On a more positive note, CDEM Otago group controller Chris Hawker says a recent Geosolve geotechnical assessment of Queenstown and Wanaka airports has confirmed that damage to their runways from a severe Alpine Fault earthquake is expected to be ‘negligible to minor’. “Neither airport runway is subject to liquefaction due to the height of both above the groundwater table,” he says.

“This report is significant for planning as it provides a reasonable degree of certainty that should Queenstown or Wanaka become isolated by road, the airports are likely to remain operable. CDEM Otago staff have commenced discussions with Queenstown Airport Corporation about the challenges we might collectively face post AF8 and how we might manage these. This will be an ongoing process over a long period of time and will involve multiple agencies.”

Mr Hawker adds that Dunedin Airport has offered itself as a venue for managing air operations in a large-scale event, and other airports are being assessed as options for other response activities. “An example is Alexandra Airport which could potentially become a refuel location if we were unable to get truck access to Queenstown or Wanaka. In all instances, we have had excellent cooperation from key staff from the airport companies.”

Re-establishing supply chains

Observing that major food suppliers are building new distribution centres around the country, Mr McKay says there is also keen awareness of the role they will have to play in the advent of a natural disaster.

Mr Hawker adds that work continues both to establish greater understanding of the challenges of maintaining the supply of fast-moving consumer goods, and to develop solutions should the supply chain be severed. 
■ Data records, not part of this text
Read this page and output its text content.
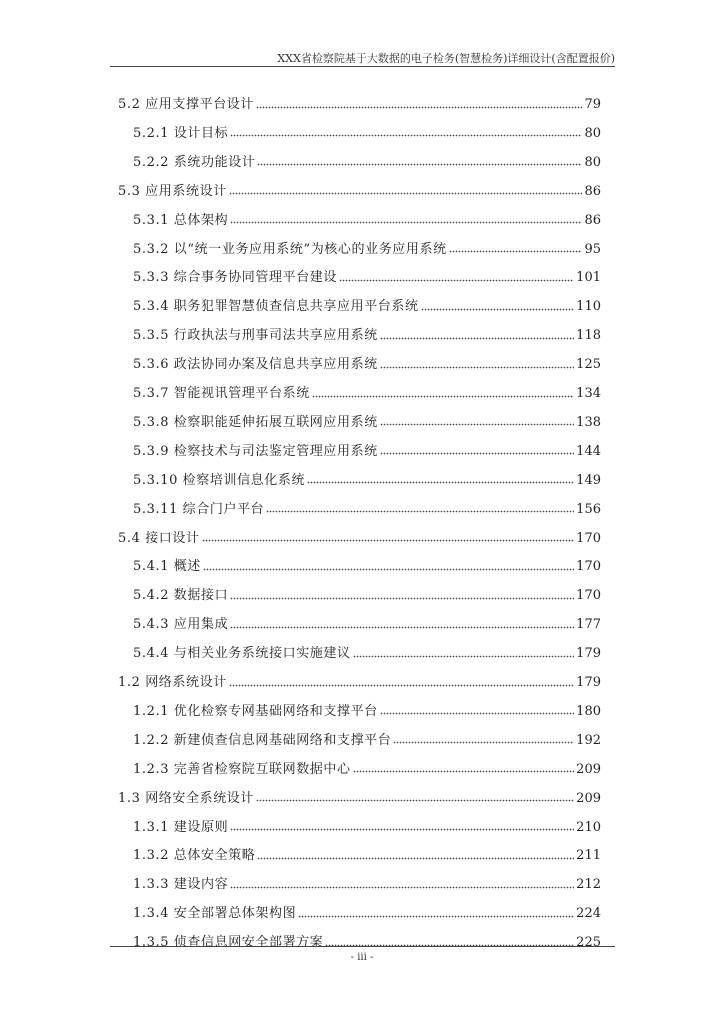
XXX省检察院基于大数据的电子检务(智慧检务)详细设计(含配置报价)
5.2 应用支撑平台设计	79
5.2.1 设计目标	80
5.2.2 系统功能设计	80
5.3 应用系统设计	86
5.3.1 总体架构	86
5.3.2 以“统一业务应用系统”为核心的业务应用系统	95
5.3.3 综合事务协同管理平台建设	101
5.3.4 职务犯罪智慧侦查信息共享应用平台系统	110
5.3.5 行政执法与刑事司法共享应用系统	118
5.3.6 政法协同办案及信息共享应用系统	125
5.3.7 智能视讯管理平台系统	134
5.3.8 检察职能延伸拓展互联网应用系统	138
5.3.9 检察技术与司法鉴定管理应用系统	144
5.3.10 检察培训信息化系统	149
5.3.11 综合门户平台	156
5.4 接口设计	170
5.4.1 概述	170
5.4.2 数据接口	170
5.4.3 应用集成	177
5.4.4 与相关业务系统接口实施建议	179
1.2 网络系统设计	179
1.2.1 优化检察专网基础网络和支撑平台	180
1.2.2 新建侦查信息网基础网络和支撑平台	192
1.2.3 完善省检察院互联网数据中心	209
1.3 网络安全系统设计	209
1.3.1 建设原则	210
1.3.2 总体安全策略	211
1.3.3 建设内容	212
1.3.4 安全部署总体架构图	224
1.3.5 侦查信息网安全部署方案	225
- iii -
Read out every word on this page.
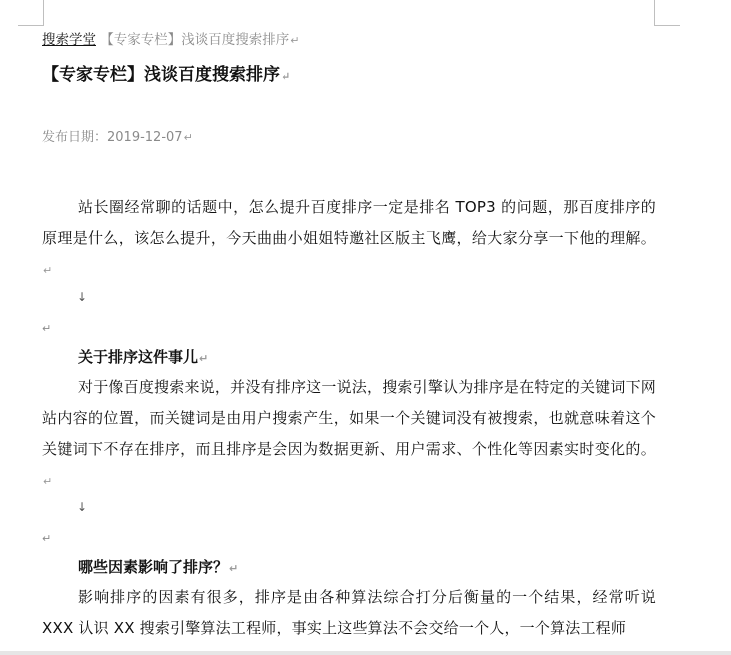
搜索学堂 【专家专栏】浅谈百度搜索排序↵
【专家专栏】浅谈百度搜索排序↵
发布日期：2019-12-07↵
站长圈经常聊的话题中，怎么提升百度排序一定是排名 TOP3 的问题，那百度排序的原理是什么，该怎么提升，今天曲曲小姐姐特邀社区版主飞鹰，给大家分享一下他的理解。↵
↓
↵
关于排序这件事儿↵
对于像百度搜索来说，并没有排序这一说法，搜索引擎认为排序是在特定的关键词下网站内容的位置，而关键词是由用户搜索产生，如果一个关键词没有被搜索，也就意味着这个关键词下不存在排序，而且排序是会因为数据更新、用户需求、个性化等因素实时变化的。↵
↓
↵
哪些因素影响了排序？↵
影响排序的因素有很多，排序是由各种算法综合打分后衡量的一个结果，经常听说 XXX 认识 XX 搜索引擎算法工程师，事实上这些算法不会交给一个人，一个算法工程师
Predicted impact of a magnitude 8 earthquake centred at Milford Sound on the South Island state highway network – Image courtesy of Project AF8

“Fuel and food are the two most critical elements, but there are numerous other ‘must haves’ which would need to be included – an example being during the Kaikoura earthquake response where hand sanitiser became a major issue to help prevent illness among the community. There is a lot of work to be done in this area as we have really only just started down this road.”

A detailed assessment of the Kaikoura earthquake has helped inform AF8 response planning. However, that earthquake had a significantly smaller rupture of 180 km, compared to the 400 km AF8 scenario, notes Ms Orchiston. 
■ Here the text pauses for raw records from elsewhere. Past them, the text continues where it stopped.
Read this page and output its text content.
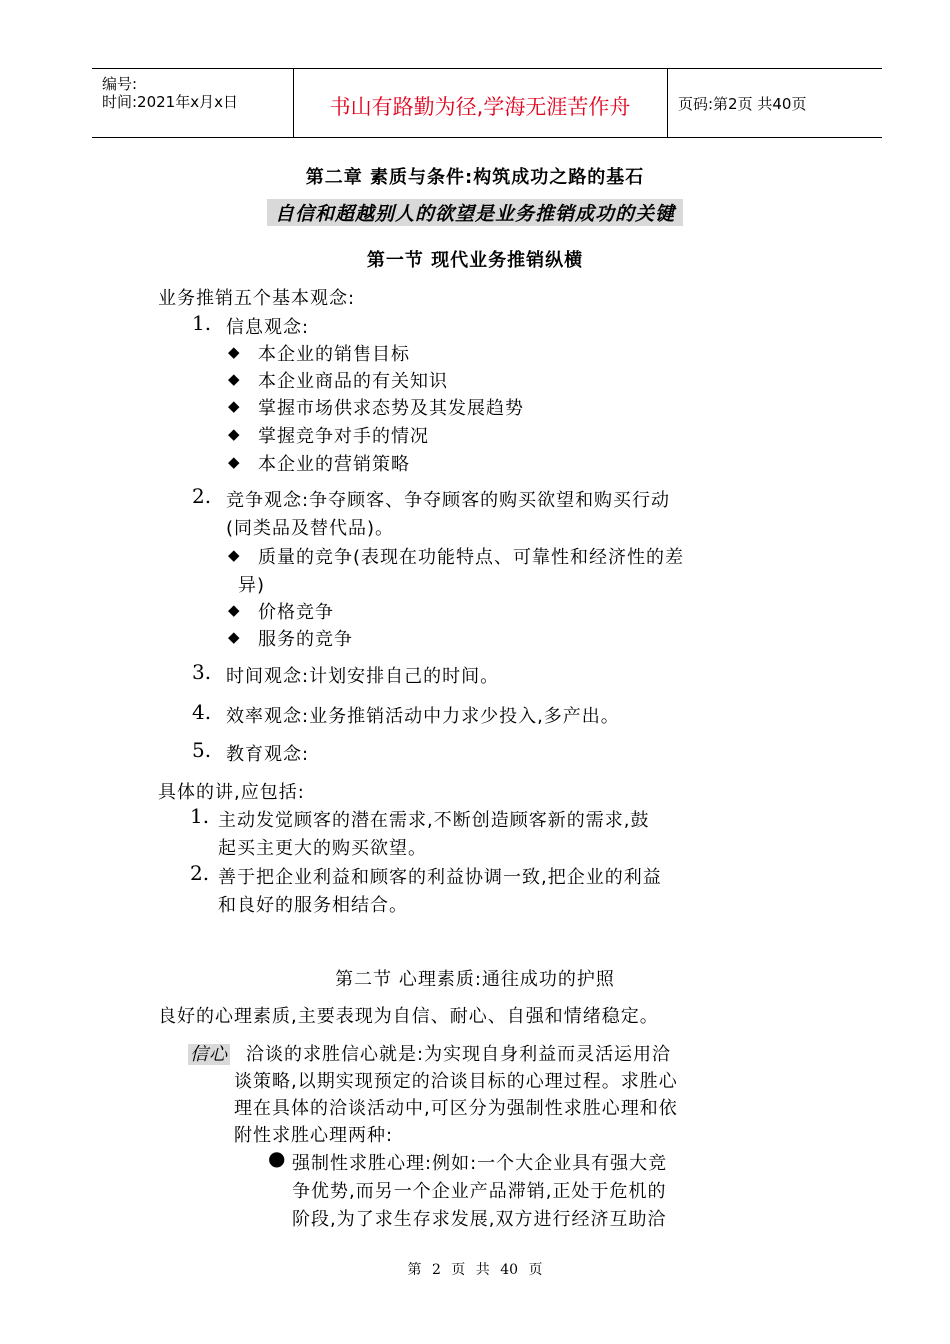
编号:
时间:2021年x月x日	书山有路勤为径,学海无涯苦作舟	页码:第2页 共40页
第二章 素质与条件:构筑成功之路的基石
自信和超越别人的欲望是业务推销成功的关键
第一节 现代业务推销纵横
业务推销五个基本观念:
1. 信息观念:
◆ 本企业的销售目标
◆ 本企业商品的有关知识
◆ 掌握市场供求态势及其发展趋势
◆ 掌握竞争对手的情况
◆ 本企业的营销策略
2. 竞争观念:争夺顾客、争夺顾客的购买欲望和购买行动
(同类品及替代品)。
◆ 质量的竞争(表现在功能特点、可靠性和经济性的差
异)
◆ 价格竞争
◆ 服务的竞争
3. 时间观念:计划安排自己的时间。
4. 效率观念:业务推销活动中力求少投入,多产出。
5. 教育观念:
具体的讲,应包括:
1. 主动发觉顾客的潜在需求,不断创造顾客新的需求,鼓
起买主更大的购买欲望。
2. 善于把企业利益和顾客的利益协调一致,把企业的利益
和良好的服务相结合。
第二节 心理素质:通往成功的护照
良好的心理素质,主要表现为自信、耐心、自强和情绪稳定。
信心 洽谈的求胜信心就是:为实现自身利益而灵活运用洽
谈策略,以期实现预定的洽谈目标的心理过程。求胜心
理在具体的洽谈活动中,可区分为强制性求胜心理和依
附性求胜心理两种:
● 强制性求胜心理:例如:一个大企业具有强大竞
争优势,而另一个企业产品滞销,正处于危机的
阶段,为了求生存求发展,双方进行经济互助洽
第 2 页 共 40 页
She says that ‘scenario earthquakes’ tend not to transpire as expected, with factors including:

  • • Damage to highways – dispersed social impacts, implications for recovery and isolated communities
  • • Damage across urban and rural settings – prioritisation of response activities (including animal welfare in farming communities)
  • • Cascading events – adverse weather, landslide dams and aftershocks
  • • Tourists – evacuations, media focus and implications for tourism recovery.
She adds: “Recovery takes years and is unique to the places affected.”

The effects on people

On the theme of learnings from the Kaikoura earthquake, Mr Hawker says from personal experience, one of the key issues to address is the effect on people – including first responders.

“Police, firefighters and ambulance staff are all people first, and first responders second, so working with these key agencies – who we look to immediately when something occurs – to help them prepare their staff has been a significant focus of our work,” he says.
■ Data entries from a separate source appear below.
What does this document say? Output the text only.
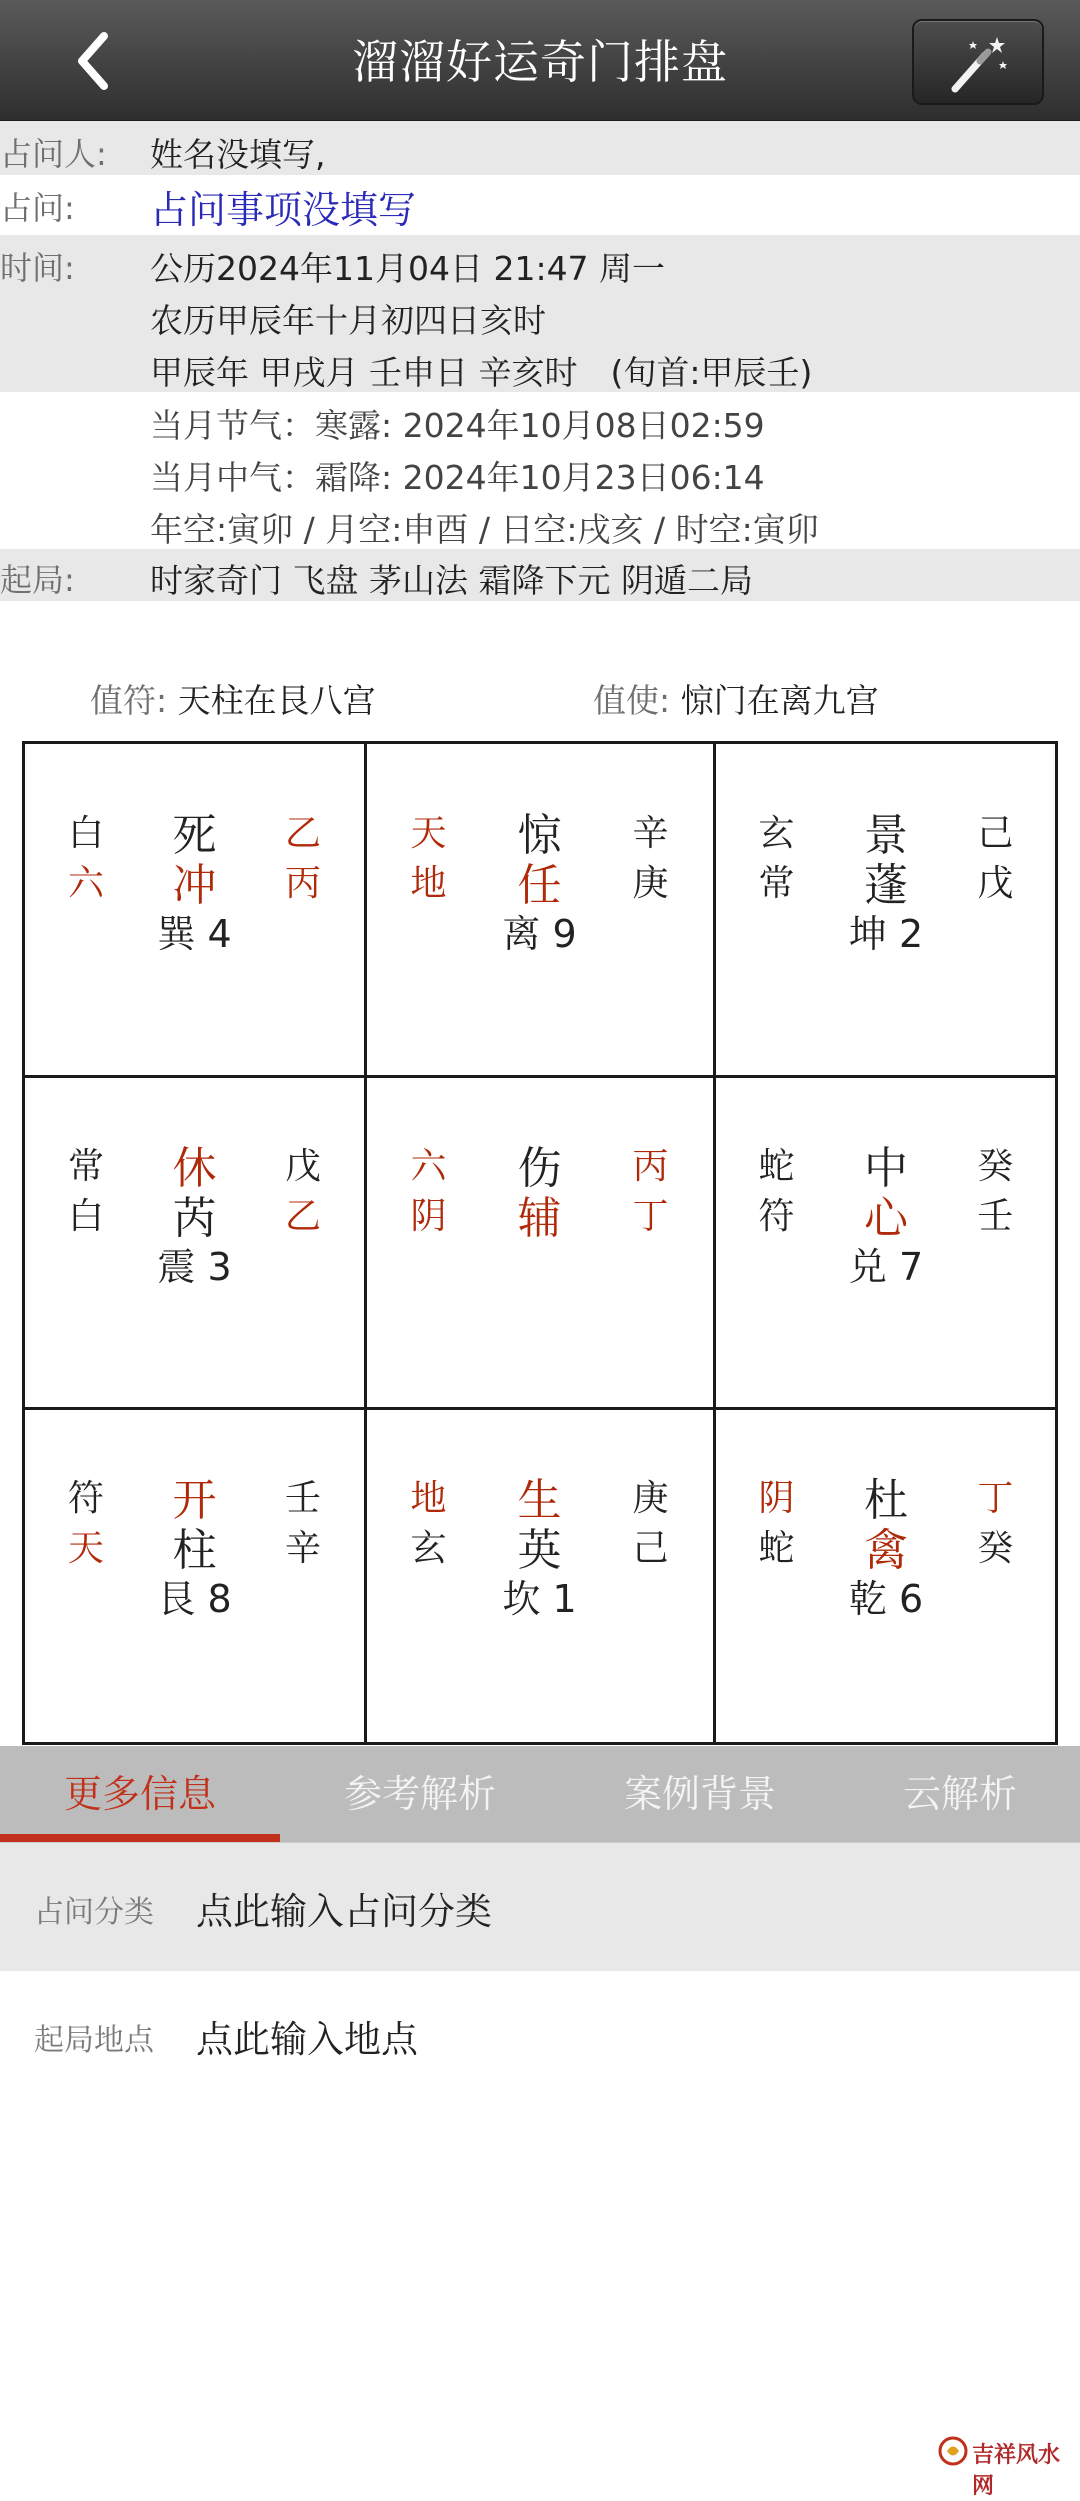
溜溜好运奇门排盘
占问人: 姓名没填写,
占问: 占问事项没填写
时间: 公历2024年11月04日 21:47 周一
农历甲辰年十月初四日亥时
甲辰年 甲戌月 壬申日 辛亥时　(旬首:甲辰壬)
当月节气：寒露: 2024年10月08日02:59
当月中气：霜降: 2024年10月23日06:14
年空:寅卯 / 月空:申酉 / 日空:戌亥 / 时空:寅卯
起局: 时家奇门 飞盘 茅山法 霜降下元 阴遁二局
值符: 天柱在艮八宫	值使: 惊门在离九宫
白 死	乙
六 冲	丙
巽 4
天 惊	辛
地 任	庚
离 9
玄 景	己
常 蓬	戊
坤 2
常 休	戊
白 芮	乙
震 3
六 伤	丙
阴 辅	丁
蛇 中	癸
符 心	壬
兑 7
符 开	壬
天 柱	辛
艮 8
地 生	庚
玄 英	己
坎 1
阴 杜	丁
蛇 禽	癸
乾 6
更多信息	参考解析	案例背景	云解析
占问分类 点此输入占问分类
起局地点 点此输入地点
吉祥风水网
“Looking wider, promoting the development of individual preparedness both domestically and commercially is critical to developing resilience, and business continuity plans for all sizes of businesses will be a major benefit on ‘the day’.”

As an aside, Ms Orchiston says the research she undertook on tourism recovery after the Canterbury earthquakes revealed some interesting findings. “There was quite a high awareness of earthquake risks, particularly around the Southern Alps region, but a poor understanding of the consequences and long-term implications. I think there is still a lack of awareness about how long it will take the tourism industry to recover – in Canterbury, it took more than six years for international guest-night figures to rebound to pre-earthquake levels.”